Battling ropes (also known as battle ropes or heavy ropes) are used for fitness training to increase full body strength and conditioning. They were designed by John Brookfield in 2006, who developed the system around his backyard. The battling rope can be alternatively used as a resistance training technique. After its development, Brookfield taught the system to Special Forces, the Cincinnati Bengals, and the Olympic wrestling team. Since then, the training system has expanded to mainstream gyms.

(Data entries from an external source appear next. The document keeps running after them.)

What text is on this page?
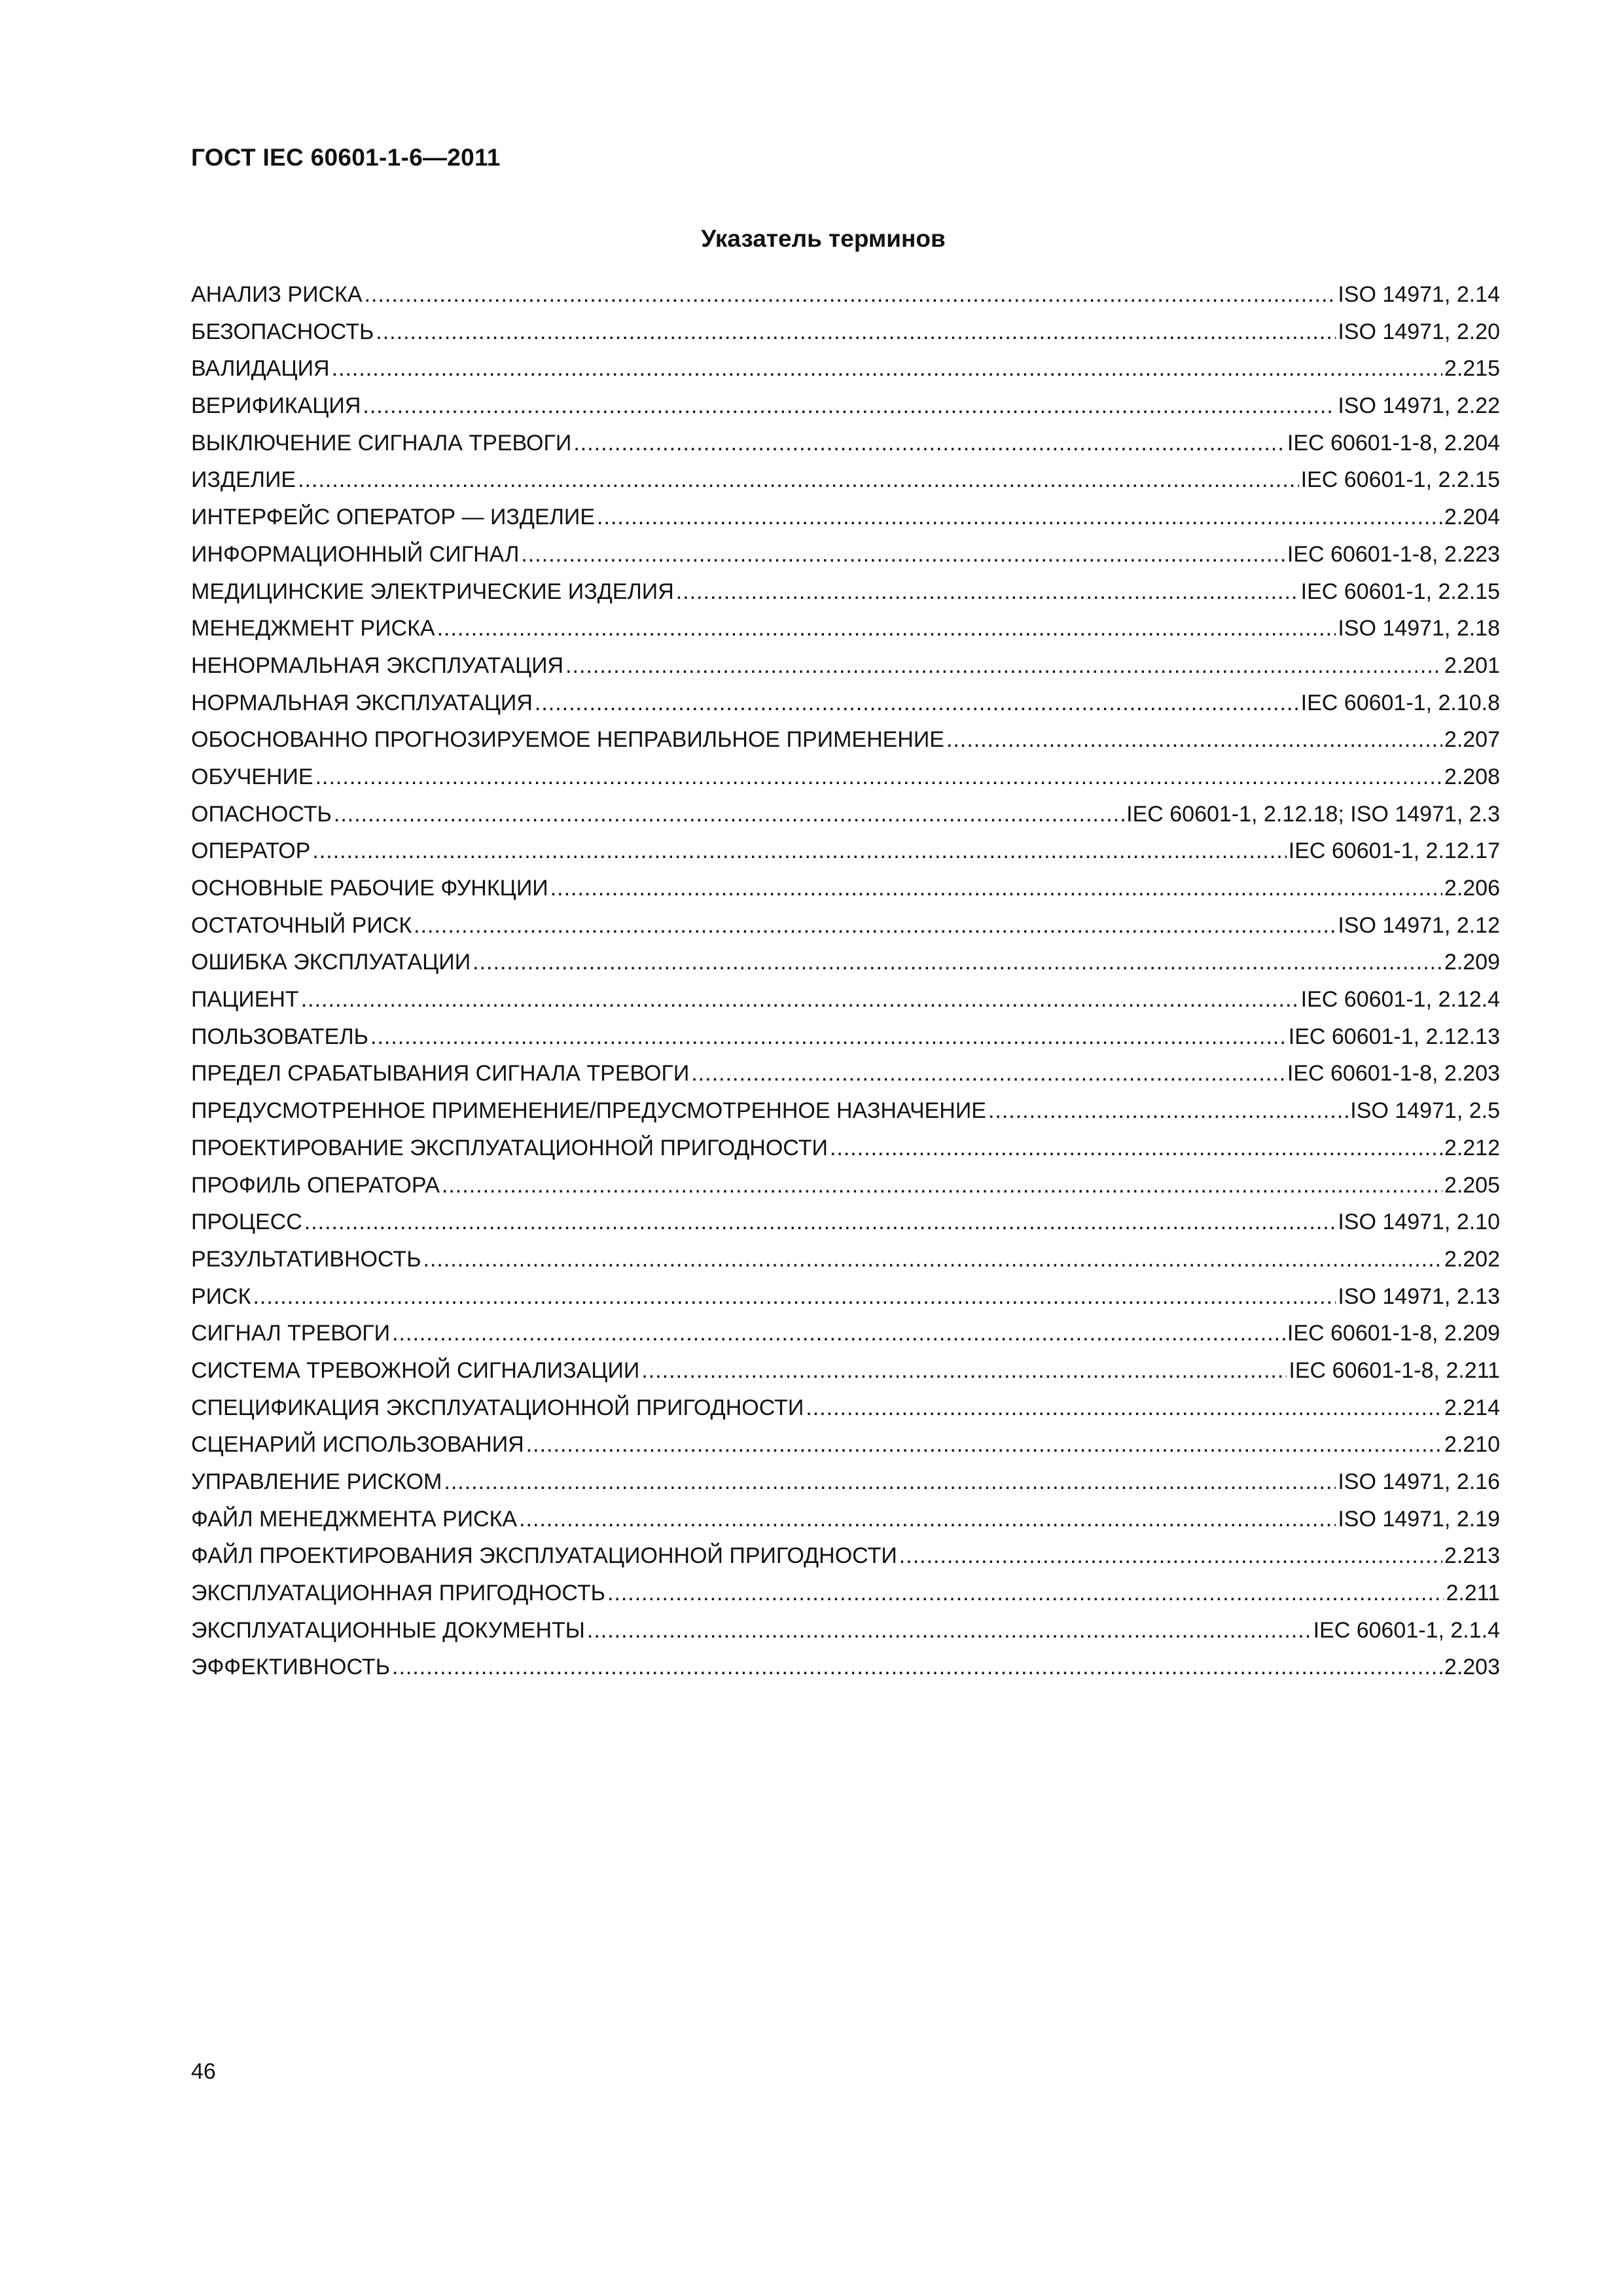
ГОСТ IEC 60601-1-6—2011
Указатель терминов
АНАЛИЗ РИСКА .....	ISO 14971, 2.14
БЕЗОПАСНОСТЬ .....	ISO 14971, 2.20
ВАЛИДАЦИЯ .....	2.215
ВЕРИФИКАЦИЯ .....	ISO 14971, 2.22
ВЫКЛЮЧЕНИЕ СИГНАЛА ТРЕВОГИ .....	IEC 60601-1-8, 2.204
ИЗДЕЛИЕ .....	IEC 60601-1, 2.2.15
ИНТЕРФЕЙС ОПЕРАТОР — ИЗДЕЛИЕ .....	2.204
ИНФОРМАЦИОННЫЙ СИГНАЛ .....	IEC 60601-1-8, 2.223
МЕДИЦИНСКИЕ ЭЛЕКТРИЧЕСКИЕ ИЗДЕЛИЯ .....	IEC 60601-1, 2.2.15
МЕНЕДЖМЕНТ РИСКА .....	ISO 14971, 2.18
НЕНОРМАЛЬНАЯ ЭКСПЛУАТАЦИЯ .....	2.201
НОРМАЛЬНАЯ ЭКСПЛУАТАЦИЯ .....	IEC 60601-1, 2.10.8
ОБОСНОВАННО ПРОГНОЗИРУЕМОЕ НЕПРАВИЛЬНОЕ ПРИМЕНЕНИЕ .....	2.207
ОБУЧЕНИЕ .....	2.208
ОПАСНОСТЬ .....	IEC 60601-1, 2.12.18; ISO 14971, 2.3
ОПЕРАТОР .....	IEC 60601-1, 2.12.17
ОСНОВНЫЕ РАБОЧИЕ ФУНКЦИИ .....	2.206
ОСТАТОЧНЫЙ РИСК .....	ISO 14971, 2.12
ОШИБКА ЭКСПЛУАТАЦИИ .....	2.209
ПАЦИЕНТ .....	IEC 60601-1, 2.12.4
ПОЛЬЗОВАТЕЛЬ .....	IEC 60601-1, 2.12.13
ПРЕДЕЛ СРАБАТЫВАНИЯ СИГНАЛА ТРЕВОГИ .....	IEC 60601-1-8, 2.203
ПРЕДУСМОТРЕННОЕ ПРИМЕНЕНИЕ/ПРЕДУСМОТРЕННОЕ НАЗНАЧЕНИЕ .....	ISO 14971, 2.5
ПРОЕКТИРОВАНИЕ ЭКСПЛУАТАЦИОННОЙ ПРИГОДНОСТИ .....	2.212
ПРОФИЛЬ ОПЕРАТОРА .....	2.205
ПРОЦЕСС .....	ISO 14971, 2.10
РЕЗУЛЬТАТИВНОСТЬ .....	2.202
РИСК .....	ISO 14971, 2.13
СИГНАЛ ТРЕВОГИ .....	IEC 60601-1-8, 2.209
СИСТЕМА ТРЕВОЖНОЙ СИГНАЛИЗАЦИИ .....	IEC 60601-1-8, 2.211
СПЕЦИФИКАЦИЯ ЭКСПЛУАТАЦИОННОЙ ПРИГОДНОСТИ .....	2.214
СЦЕНАРИЙ ИСПОЛЬЗОВАНИЯ .....	2.210
УПРАВЛЕНИЕ РИСКОМ .....	ISO 14971, 2.16
ФАЙЛ МЕНЕДЖМЕНТА РИСКА .....	ISO 14971, 2.19
ФАЙЛ ПРОЕКТИРОВАНИЯ ЭКСПЛУАТАЦИОННОЙ ПРИГОДНОСТИ .....	2.213
ЭКСПЛУАТАЦИОННАЯ ПРИГОДНОСТЬ .....	2.211
ЭКСПЛУАТАЦИОННЫЕ ДОКУМЕНТЫ .....	IEC 60601-1, 2.1.4
ЭФФЕКТИВНОСТЬ .....	2.203
46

With one battle rope per upper extremity, battling ropes work out each arm independently, overcoming strength imbalances. They also reduce orthopedic load on joints -- they are low impact.
Battling ropes are thick, heavy and strong in order to give significant resistance, and there are numerous types of rope used. The ropes typically have two common diameters (25 mm and 44 mm) and common standard lengths (5 m, 10 m, and 25 m). Some battle ropes now have a flexible metal core, making them heavier, shorter and allowing the user to move during training without being restricted by an anchor point.

== Exercises ==
There are three common exercises that one can perform with battle ropes: the wave, slams, and pulls. The wave, as the name suggests, has the user make continuous waves with the ropes. Slams are similar to the wave, except the rope is slammed each time. Pulls involve the user pulling the rope towards oneself, either simultaneously or alternatively. There are a multitude of other exercises that work various muscles of the body. For instance, moving the ropes side to side will work out the hips and core to improve total body stability, whereas moving the ropes in circles will increase shoulder range of motion. A tire can be added to the end to increase resistance when pulling.

=== Types of battle rope waves ===

- Vertical waves with a single rope: The trainee holds one end of the battle rope with two hands and stands with the feet shoulder-width apart, keeping the back straight and core engaged and driving the wave all the way to the end. The arms are moved up and down to generate force (waves) moving down the rope.

- Alternating waves: The trainee performs this movement by alternating arms, with one end of the rope in each hand. The basic premise of alternating waves is one arm generates the wave, then the other arm and back. Within alternating waves can include standing, kneeling, pulling the rope up to down or down to up, one can also add rotation into the movement as well. Alternating waves can be performed by standing with the feet a bit more than shoulder-width apart, keeping the core engaged as well as the back and neck straight. There should not be too much tension in the rope, causing the user to lean over.